Suriye'de İran Devrim Muhafızları'nın ve Hizbullah'ın Esad'a destek verdiği yönündeki haberlerin hatırlatılması üzerine Gül, şöyle konuştu: "Benim daha önce yaptığım açıklamalara, konuşmalara bakarsanız göreceksiniz. Dikkat çektiğim nokta şudur; bütün İslam dünyasının birikmiş bir potansiyeli vardır bölgede. Bu potansiyelin kendi içerisinde eritilmemesi lazım. Kendi içinde çatışmalarla tüketilmemesi gerekir. Kendi içinde, kendi acıları çekilmemesi gerekir. Bu Suriye için de geçerlidir. Ben Suriye ile ilgili cevabımı verirken, Suriye'nin aslında gözümüzün önünde tükendiğini, büyük acıların çekildiğini, tabi ki savaşın bir an önce durdurulmasını ve acı çekenlere sahip çıkılması gerektiğini söylerken, bu ateşin orada kalması gerektiğini içindi. Bugün maalesef görünen o ki Suriye koltuk savaşlarına dönüşüyor ve bir taraftan da mezhep savaşları haline geliyor. Bunlar çok büyük tehlikelerdir. Bunların asla olmaması gerekir. Bunlara fırsat verilmemesi gerekir ve bunun için de bu bölgedeki herkese, bütün liderlere herkese sorumluluk düşmektedir. En büyük sorumluluk ta şu anda Suriye'yi yönetenlere düşmektedir."

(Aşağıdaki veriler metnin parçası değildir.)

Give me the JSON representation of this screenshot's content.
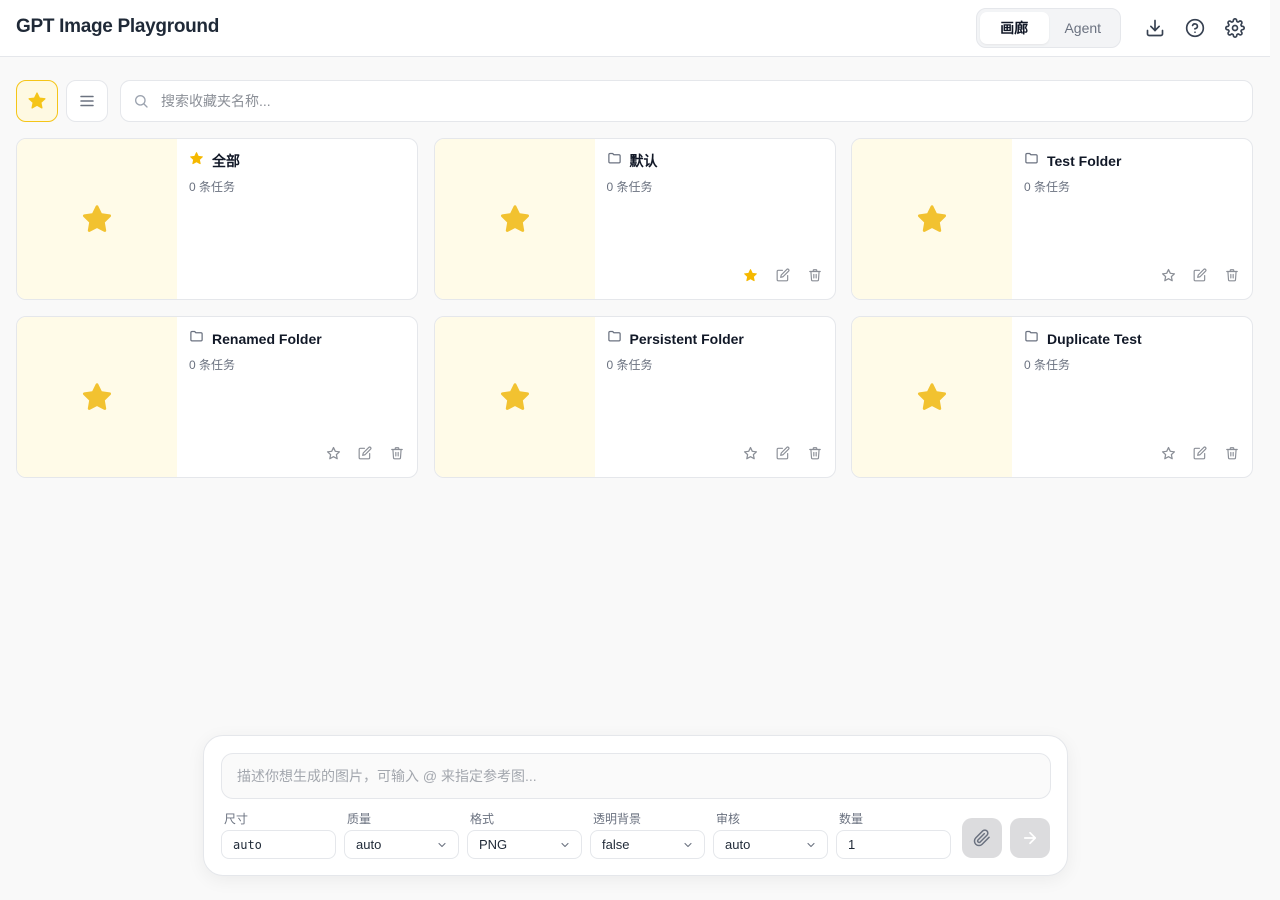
{
  "app": {
    "title": "GPT Image Playground",
    "tabs": [
      {
        "label": "画廊",
        "active": true
      },
      {
        "label": "Agent",
        "active": false
      }
    ],
    "header_icons": [
      "download-icon",
      "help-icon",
      "settings-icon"
    ]
  },
  "toolbar": {
    "favorites_icon": "star-icon",
    "list_icon": "list-icon",
    "search_placeholder": "搜索收藏夹名称..."
  },
  "folders": [
    {
      "name": "全部",
      "count": "0 条任务",
      "icon": "star-icon",
      "starred": true,
      "show_actions": false
    },
    {
      "name": "默认",
      "count": "0 条任务",
      "icon": "folder-icon",
      "starred": true,
      "show_actions": true
    },
    {
      "name": "Test Folder",
      "count": "0 条任务",
      "icon": "folder-icon",
      "starred": false,
      "show_actions": true
    },
    {
      "name": "Renamed Folder",
      "count": "0 条任务",
      "icon": "folder-icon",
      "starred": false,
      "show_actions": true
    },
    {
      "name": "Persistent Folder",
      "count": "0 条任务",
      "icon": "folder-icon",
      "starred": false,
      "show_actions": true
    },
    {
      "name": "Duplicate Test",
      "count": "0 条任务",
      "icon": "folder-icon",
      "starred": false,
      "show_actions": true
    }
  ],
  "composer": {
    "prompt_placeholder": "描述你想生成的图片，可输入 @ 来指定参考图...",
    "fields": [
      {
        "label": "尺寸",
        "value": "auto"
      },
      {
        "label": "质量",
        "value": "auto"
      },
      {
        "label": "格式",
        "value": "PNG"
      },
      {
        "label": "透明背景",
        "value": "false"
      },
      {
        "label": "审核",
        "value": "auto"
      },
      {
        "label": "数量",
        "value": "1"
      }
    ]
  },
  "colors": {
    "accent_star": "#f5c518",
    "thumb_bg": "#fffbe8",
    "border": "#e5e7eb"
  }
}
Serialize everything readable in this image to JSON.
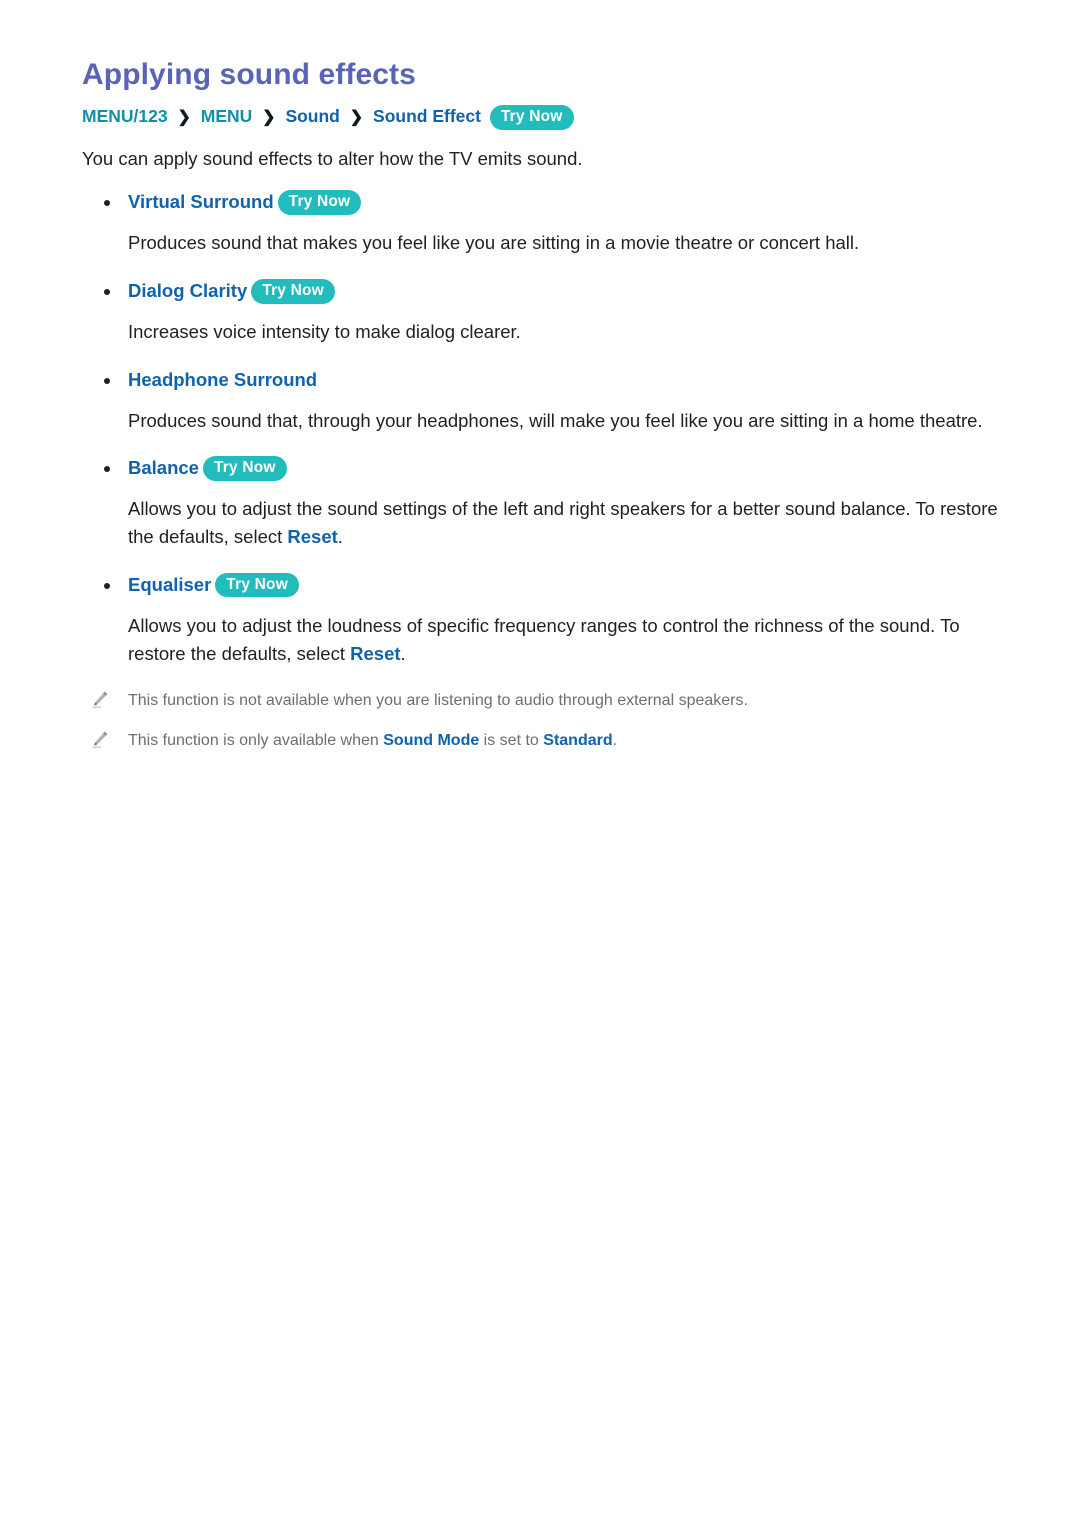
{
  "page": {
    "title": "Applying sound effects",
    "intro": "You can apply sound effects to alter how the TV emits sound."
  },
  "breadcrumb": {
    "segments": [
      {
        "label": "MENU/123",
        "style": "teal"
      },
      {
        "label": "MENU",
        "style": "teal"
      },
      {
        "label": "Sound",
        "style": "blue"
      },
      {
        "label": "Sound Effect",
        "style": "blue"
      }
    ],
    "separator": "❯",
    "try_now_label": "Try Now"
  },
  "badges": {
    "try_now": "Try Now"
  },
  "features": [
    {
      "label": "Virtual Surround",
      "has_try_now": true,
      "desc_pre": "Produces sound that makes you feel like you are sitting in a movie theatre or concert hall.",
      "desc_keyword": "",
      "desc_post": ""
    },
    {
      "label": "Dialog Clarity",
      "has_try_now": true,
      "desc_pre": "Increases voice intensity to make dialog clearer.",
      "desc_keyword": "",
      "desc_post": ""
    },
    {
      "label": "Headphone Surround",
      "has_try_now": false,
      "desc_pre": "Produces sound that, through your headphones, will make you feel like you are sitting in a home theatre.",
      "desc_keyword": "",
      "desc_post": ""
    },
    {
      "label": "Balance",
      "has_try_now": true,
      "desc_pre": "Allows you to adjust the sound settings of the left and right speakers for a better sound balance. To restore the defaults, select ",
      "desc_keyword": "Reset",
      "desc_post": "."
    },
    {
      "label": "Equaliser",
      "has_try_now": true,
      "desc_pre": "Allows you to adjust the loudness of specific frequency ranges to control the richness of the sound. To restore the defaults, select ",
      "desc_keyword": "Reset",
      "desc_post": "."
    }
  ],
  "notes": [
    {
      "icon": "pencil-icon",
      "pre": "This function is not available when you are listening to audio through external speakers.",
      "kw1": "",
      "mid": "",
      "kw2": "",
      "post": ""
    },
    {
      "icon": "pencil-icon",
      "pre": "This function is only available when ",
      "kw1": "Sound Mode",
      "mid": " is set to ",
      "kw2": "Standard",
      "post": "."
    }
  ],
  "colors": {
    "title": "#5b63b8",
    "teal": "#0f8fa9",
    "blue": "#1162ad",
    "badge": "#23bcbc",
    "body": "#231f20",
    "note": "#6d6e71"
  }
}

"KENDİ HALKI BASKI ALTINDAYKEN 'BAŞIM DİK' DİYEMEZ"
Bunun ileride bütün İslam dünyasının ve nesillerin lanetleştiği bir durum doğuracağını kaydeden Abdullah Gül, "Mezhep savaşları, başka savaşlar büyük olursa, bunlardan ders almak gerekir. Vaktiyle İran-Irak savaşının 10 yıl sürdüğünü ve bütün kaynakların nasıl tüketildiğini ve 1 milyon insanın nasıl öldüğünü düşünürseniz, bundan çıkacak dersler vardır. Onun için hiç kimsenin dar bakışlarla hareket etmemesi gerekir. Olması gereken şey şudur; bugün bütün Müslüman ülkeler kendi halklarının meşru taleplerine cevap vermesi gerekmektedir. Hiçbir ülkenin yöneticisi kendi halkı baskı altındayken, kendi halkı tek parti yönetimlerle yönetilirken 'başım dik' diyemez, onur duyamaz, gurur duyamaz. Bunun herkesin anlaması gerekli. Barışçıl bir şekilde ülkelerindeki demokratikleşmenin öncülüğünü yapması ve buna fırsat vermesi gerekir. Onun için herkesin bu konularda sorumluluğu vardır."